We thread the instance down into select_partition to get the selected_partition to pass into environment_dict_fn_for_partition.

sashank added inline comments.Fri, Dec 6, 1:02 AM
examples/dagster_examples/__init__.py
13 β†—(On Diff #7136)

I do agree that it doesn't make sense to have instance as an argument here, so I would lean towards removing it as a param from select_partition to do so.

Do you think it's more important that select_partition has access to the instance?

sashank updated this revision to Diff 7146.Fri, Dec 6, 1:10 AM
  • Fix validation on ScheduleDefinition
  • Throw DagsterInvariantViolationError if selected_partition == None
sashank planned changes to this revision.Fri, Dec 6, 1:10 AM
prha added inline comments.Fri, Dec 6, 1:12 AM
examples/dagster_examples/__init__.py
13 β†—(On Diff #7136)

I think we can figure out a way to add that later if we need to. I'm fine removing it for now.

sashank updated this revision to Diff 7152.EditedFri, Dec 6, 1:28 AM

Remove use of instance in environment_config_fn, tags_fn, and PartitionSelector

sashank planned changes to this revision.Fri, Dec 6, 1:28 AM
sashank updated this revision to Diff 7153.Fri, Dec 6, 1:57 AM

fix tests

sashank planned changes to this revision.Fri, Dec 6, 1:57 AM
sashank updated this revision to Diff 7211.Fri, Dec 6, 10:28 PM
sashank marked 5 inline comments as done.

Add tests

prha accepted this revision.Fri, Dec 6, 10:57 PM

Looks good!

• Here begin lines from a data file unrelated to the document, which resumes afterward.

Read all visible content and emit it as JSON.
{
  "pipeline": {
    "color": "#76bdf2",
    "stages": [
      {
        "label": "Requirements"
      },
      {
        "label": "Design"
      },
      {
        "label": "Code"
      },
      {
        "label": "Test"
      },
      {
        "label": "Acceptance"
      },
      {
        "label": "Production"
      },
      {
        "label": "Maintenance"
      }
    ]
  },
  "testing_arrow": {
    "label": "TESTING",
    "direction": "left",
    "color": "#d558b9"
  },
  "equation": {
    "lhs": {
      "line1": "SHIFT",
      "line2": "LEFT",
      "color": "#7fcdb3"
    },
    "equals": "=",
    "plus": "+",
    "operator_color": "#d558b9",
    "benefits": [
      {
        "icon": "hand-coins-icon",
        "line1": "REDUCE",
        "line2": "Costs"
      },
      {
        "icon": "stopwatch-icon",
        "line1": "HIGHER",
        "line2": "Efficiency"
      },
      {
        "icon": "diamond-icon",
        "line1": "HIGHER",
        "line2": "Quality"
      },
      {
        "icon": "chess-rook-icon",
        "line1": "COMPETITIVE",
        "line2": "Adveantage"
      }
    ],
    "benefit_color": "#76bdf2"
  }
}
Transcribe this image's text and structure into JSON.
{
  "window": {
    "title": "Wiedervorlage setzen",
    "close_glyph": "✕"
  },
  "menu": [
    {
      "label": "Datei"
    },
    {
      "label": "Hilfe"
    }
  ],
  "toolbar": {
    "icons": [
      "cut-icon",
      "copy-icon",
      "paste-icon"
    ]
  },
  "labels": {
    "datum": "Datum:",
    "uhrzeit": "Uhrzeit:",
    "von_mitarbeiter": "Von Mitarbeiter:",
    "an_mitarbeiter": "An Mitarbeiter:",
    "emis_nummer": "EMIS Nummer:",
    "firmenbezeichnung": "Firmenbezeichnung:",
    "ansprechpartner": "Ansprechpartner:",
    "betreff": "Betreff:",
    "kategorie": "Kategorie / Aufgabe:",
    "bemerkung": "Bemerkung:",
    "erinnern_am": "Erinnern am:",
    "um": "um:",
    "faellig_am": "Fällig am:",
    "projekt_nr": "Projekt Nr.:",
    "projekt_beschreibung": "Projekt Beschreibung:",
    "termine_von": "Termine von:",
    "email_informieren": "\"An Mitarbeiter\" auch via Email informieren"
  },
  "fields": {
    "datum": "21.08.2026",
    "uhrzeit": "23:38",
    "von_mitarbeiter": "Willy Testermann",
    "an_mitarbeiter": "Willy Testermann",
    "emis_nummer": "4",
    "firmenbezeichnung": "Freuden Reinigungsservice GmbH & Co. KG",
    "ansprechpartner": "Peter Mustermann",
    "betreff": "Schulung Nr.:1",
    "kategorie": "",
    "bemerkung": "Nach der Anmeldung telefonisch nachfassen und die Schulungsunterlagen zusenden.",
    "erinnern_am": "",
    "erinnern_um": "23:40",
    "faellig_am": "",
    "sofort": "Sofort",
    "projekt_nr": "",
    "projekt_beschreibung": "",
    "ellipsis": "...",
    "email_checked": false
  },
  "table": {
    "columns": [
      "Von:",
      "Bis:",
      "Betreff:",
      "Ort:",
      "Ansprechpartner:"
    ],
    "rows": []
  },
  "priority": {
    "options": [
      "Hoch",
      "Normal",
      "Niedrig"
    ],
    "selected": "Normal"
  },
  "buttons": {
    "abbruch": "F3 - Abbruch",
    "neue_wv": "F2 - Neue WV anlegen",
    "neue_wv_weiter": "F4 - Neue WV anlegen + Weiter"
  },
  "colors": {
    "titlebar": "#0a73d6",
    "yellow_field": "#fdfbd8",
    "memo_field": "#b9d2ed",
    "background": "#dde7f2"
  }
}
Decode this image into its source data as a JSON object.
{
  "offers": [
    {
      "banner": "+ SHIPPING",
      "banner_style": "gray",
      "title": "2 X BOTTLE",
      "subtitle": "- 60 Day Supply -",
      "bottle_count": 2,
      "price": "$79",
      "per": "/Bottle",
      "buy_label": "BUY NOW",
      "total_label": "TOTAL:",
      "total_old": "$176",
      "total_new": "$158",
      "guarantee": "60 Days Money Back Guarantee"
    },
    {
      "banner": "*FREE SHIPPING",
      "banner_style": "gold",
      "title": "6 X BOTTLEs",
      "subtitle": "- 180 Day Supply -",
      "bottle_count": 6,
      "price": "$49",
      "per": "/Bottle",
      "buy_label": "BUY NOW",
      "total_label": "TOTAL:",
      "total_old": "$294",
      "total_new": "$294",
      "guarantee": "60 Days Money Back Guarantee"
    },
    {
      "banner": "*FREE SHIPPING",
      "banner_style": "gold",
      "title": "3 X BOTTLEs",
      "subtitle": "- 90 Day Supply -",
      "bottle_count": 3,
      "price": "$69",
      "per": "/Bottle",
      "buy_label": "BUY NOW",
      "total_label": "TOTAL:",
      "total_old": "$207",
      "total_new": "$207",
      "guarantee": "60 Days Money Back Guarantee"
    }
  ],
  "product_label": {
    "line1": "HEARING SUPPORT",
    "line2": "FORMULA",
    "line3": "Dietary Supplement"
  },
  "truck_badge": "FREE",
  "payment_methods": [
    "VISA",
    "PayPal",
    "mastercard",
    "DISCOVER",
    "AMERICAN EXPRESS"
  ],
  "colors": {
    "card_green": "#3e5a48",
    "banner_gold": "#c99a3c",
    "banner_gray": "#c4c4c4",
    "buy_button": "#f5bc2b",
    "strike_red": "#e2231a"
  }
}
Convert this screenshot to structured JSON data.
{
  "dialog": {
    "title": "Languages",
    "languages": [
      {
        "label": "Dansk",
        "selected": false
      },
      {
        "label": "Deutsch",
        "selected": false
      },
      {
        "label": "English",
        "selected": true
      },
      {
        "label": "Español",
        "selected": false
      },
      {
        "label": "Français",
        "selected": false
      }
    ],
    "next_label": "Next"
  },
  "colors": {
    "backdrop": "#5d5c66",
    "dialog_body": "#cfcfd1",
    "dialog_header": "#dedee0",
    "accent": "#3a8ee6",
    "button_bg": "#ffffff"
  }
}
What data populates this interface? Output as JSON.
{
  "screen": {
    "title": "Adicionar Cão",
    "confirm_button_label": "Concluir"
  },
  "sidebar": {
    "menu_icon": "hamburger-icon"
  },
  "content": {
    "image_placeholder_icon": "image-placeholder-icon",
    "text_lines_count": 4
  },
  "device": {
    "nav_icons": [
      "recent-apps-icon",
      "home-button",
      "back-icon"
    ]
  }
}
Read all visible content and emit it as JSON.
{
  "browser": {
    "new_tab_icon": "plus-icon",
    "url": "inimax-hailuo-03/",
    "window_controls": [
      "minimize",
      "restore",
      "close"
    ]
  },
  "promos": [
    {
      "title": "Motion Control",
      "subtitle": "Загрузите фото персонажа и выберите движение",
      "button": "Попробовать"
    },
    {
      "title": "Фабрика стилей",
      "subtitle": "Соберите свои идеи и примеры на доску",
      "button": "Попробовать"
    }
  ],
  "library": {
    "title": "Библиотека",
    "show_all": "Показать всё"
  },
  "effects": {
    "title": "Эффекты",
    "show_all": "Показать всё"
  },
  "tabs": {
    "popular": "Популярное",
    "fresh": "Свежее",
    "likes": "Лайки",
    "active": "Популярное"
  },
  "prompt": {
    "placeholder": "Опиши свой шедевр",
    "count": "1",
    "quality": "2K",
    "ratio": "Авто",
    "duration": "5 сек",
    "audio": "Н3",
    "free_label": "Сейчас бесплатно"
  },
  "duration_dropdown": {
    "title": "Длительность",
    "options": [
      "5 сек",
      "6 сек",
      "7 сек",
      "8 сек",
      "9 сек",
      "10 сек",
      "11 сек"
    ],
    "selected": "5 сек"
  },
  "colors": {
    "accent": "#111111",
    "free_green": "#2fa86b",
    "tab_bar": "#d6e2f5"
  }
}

Once build issues are resolved (and one typo), let's land!

raichu

examples/dagster_examples/experimental/sched.py
36

should the schedule_name here be log_states?

This revision is now accepted and ready to land.Fri, Dec 6, 10:57 PM
sashank updated this revision to Diff 7215.Fri, Dec 6, 11:08 PM

make black

examples/dagster_examples/experimental/sched.py
36

yup good catch

python_modules/dagster/dagster/core/definitions/partition.py
146

Got rid of this method since we got rid of instance, and call select_partition directly now

python_modules/dagster/dagster/core/definitions/schedule.py
85

added

sashank updated this revision to Diff 7216.Fri, Dec 6, 11:09 PM

Fix typo

sashank updated this revision to Diff 7217.Fri, Dec 6, 11:11 PM

Remove instance parameter from dash_stats_datetime_partition_config function

Harbormaster failed remote builds in B5817: Diff 7216!
sashank updated this revision to Diff 7222.Fri, Dec 6, 11:28 PM

rebase on origin/master

This revision was automatically updated to reflect the committed changes.